En 2007, environ 80 000 nouveautés ont été éditées, soit une production en légère baisse depuis 2005, qui semble se confirmer encore en 2008. Le chiffre d’affaires du secteur s’élevait à plus de 6 milliards d’euros en 2007. Là encore ce chiffre est en baisse - en tendance - depuis le début des années 2000, alors même que les taux de lecture sont élevés, notamment chez les plus jeunes. L’irruption et la montée en puissance de l’édition numérique (dont le chiffre d’affaires, lui, augmente) combinées à une rationalisation de la production pourrait expliquer ces phénomènes.
Par ailleurs, l’édition japonaise est caractérisée par une grande diversité des formats d’édition (éditions courantes, poches, shinshos, etc.).
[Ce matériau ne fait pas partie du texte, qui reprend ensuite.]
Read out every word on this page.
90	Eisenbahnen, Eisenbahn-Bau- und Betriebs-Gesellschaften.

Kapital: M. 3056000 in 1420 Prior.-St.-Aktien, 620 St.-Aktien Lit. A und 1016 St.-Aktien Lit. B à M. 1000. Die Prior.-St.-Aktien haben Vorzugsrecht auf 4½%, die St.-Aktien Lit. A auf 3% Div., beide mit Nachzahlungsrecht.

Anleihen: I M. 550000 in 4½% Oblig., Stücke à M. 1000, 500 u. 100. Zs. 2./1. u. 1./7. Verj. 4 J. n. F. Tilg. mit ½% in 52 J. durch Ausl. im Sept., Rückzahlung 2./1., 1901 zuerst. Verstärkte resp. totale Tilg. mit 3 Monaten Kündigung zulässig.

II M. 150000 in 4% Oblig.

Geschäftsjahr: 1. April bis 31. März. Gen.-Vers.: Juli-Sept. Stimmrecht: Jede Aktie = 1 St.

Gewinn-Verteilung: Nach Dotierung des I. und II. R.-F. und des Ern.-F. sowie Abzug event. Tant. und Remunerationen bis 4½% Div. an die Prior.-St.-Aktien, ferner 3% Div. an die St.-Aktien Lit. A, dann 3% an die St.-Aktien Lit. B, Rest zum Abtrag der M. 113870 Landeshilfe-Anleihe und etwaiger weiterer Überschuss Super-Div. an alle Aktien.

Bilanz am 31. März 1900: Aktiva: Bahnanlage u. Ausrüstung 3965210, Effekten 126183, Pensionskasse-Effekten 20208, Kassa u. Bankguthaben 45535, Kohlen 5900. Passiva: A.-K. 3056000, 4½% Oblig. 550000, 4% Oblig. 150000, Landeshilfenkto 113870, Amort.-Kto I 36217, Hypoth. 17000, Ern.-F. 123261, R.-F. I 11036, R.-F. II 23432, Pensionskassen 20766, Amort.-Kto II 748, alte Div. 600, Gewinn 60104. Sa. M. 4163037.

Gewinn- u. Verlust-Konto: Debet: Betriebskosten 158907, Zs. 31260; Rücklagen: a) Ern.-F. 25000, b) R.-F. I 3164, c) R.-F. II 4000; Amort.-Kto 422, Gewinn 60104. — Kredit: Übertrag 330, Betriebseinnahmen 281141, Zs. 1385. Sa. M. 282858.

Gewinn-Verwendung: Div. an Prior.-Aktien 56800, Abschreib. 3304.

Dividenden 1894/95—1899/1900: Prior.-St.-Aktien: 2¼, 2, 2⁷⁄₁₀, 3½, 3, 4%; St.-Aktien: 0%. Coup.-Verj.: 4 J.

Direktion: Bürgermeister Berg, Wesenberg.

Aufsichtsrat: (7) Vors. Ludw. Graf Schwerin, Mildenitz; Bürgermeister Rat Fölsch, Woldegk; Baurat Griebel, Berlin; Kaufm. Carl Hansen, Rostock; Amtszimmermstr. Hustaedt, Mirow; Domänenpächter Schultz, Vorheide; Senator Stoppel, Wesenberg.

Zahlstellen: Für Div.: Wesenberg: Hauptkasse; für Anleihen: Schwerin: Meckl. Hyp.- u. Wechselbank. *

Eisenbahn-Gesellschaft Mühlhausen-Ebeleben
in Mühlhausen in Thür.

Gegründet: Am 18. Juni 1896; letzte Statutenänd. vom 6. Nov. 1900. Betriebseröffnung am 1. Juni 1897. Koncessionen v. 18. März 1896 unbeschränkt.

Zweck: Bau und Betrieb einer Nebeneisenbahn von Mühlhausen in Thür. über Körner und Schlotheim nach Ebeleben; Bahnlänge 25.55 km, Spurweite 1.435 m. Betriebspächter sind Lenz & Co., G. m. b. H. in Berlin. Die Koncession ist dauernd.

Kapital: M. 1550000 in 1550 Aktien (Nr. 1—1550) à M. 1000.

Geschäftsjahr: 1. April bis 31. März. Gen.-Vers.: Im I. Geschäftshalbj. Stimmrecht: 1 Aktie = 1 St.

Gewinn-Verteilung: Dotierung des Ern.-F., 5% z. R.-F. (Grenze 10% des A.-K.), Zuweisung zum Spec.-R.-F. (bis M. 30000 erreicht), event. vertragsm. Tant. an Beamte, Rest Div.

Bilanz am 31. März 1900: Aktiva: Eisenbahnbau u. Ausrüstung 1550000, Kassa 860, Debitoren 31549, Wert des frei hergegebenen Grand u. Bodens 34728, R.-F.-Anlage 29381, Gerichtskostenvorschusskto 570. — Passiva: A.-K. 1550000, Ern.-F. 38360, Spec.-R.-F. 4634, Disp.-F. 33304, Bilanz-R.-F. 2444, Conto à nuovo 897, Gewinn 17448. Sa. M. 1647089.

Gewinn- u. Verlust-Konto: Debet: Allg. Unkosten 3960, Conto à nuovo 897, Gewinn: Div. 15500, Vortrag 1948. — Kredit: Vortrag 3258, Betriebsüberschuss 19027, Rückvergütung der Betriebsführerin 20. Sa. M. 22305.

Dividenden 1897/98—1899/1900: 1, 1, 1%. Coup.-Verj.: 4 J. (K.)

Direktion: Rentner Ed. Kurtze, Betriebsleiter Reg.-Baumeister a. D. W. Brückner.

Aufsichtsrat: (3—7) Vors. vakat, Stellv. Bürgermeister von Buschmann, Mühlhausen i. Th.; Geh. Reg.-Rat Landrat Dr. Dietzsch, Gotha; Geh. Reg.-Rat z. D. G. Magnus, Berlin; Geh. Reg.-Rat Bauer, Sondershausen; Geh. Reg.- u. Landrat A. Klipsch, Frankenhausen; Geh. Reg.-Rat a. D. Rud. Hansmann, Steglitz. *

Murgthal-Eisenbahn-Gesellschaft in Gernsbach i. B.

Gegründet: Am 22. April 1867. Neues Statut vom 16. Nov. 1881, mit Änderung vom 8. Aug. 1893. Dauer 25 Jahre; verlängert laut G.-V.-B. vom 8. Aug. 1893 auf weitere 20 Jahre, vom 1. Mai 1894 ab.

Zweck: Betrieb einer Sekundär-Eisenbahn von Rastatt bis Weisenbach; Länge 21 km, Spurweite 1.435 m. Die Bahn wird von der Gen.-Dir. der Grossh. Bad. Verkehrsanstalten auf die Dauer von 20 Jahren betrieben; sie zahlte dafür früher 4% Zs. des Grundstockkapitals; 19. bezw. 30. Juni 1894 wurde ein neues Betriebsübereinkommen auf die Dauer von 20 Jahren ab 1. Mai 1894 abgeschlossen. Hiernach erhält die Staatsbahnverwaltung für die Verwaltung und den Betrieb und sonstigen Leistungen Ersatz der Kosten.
L’actuelle pression sur les prix est en passe d’induire une nouvelle donne dans les arbitrages des éditeurs entre ces différents formats, ainsi qu’entre les différents secteurs éditoriaux.
Malgré la tendance générale à un certain repli identitaire et culturel, les échanges avec la France se maintiennent et s’intensifient autour de nouveaux secteurs d’édition, notamment la jeunesse. Outre les agents, ce sont également les traducteurs qui jouent un rôle de plus en plus marqué dans les mécanismes de prise de décisions car ils offrent une expertise fine et poussée des ouvrages étrangers.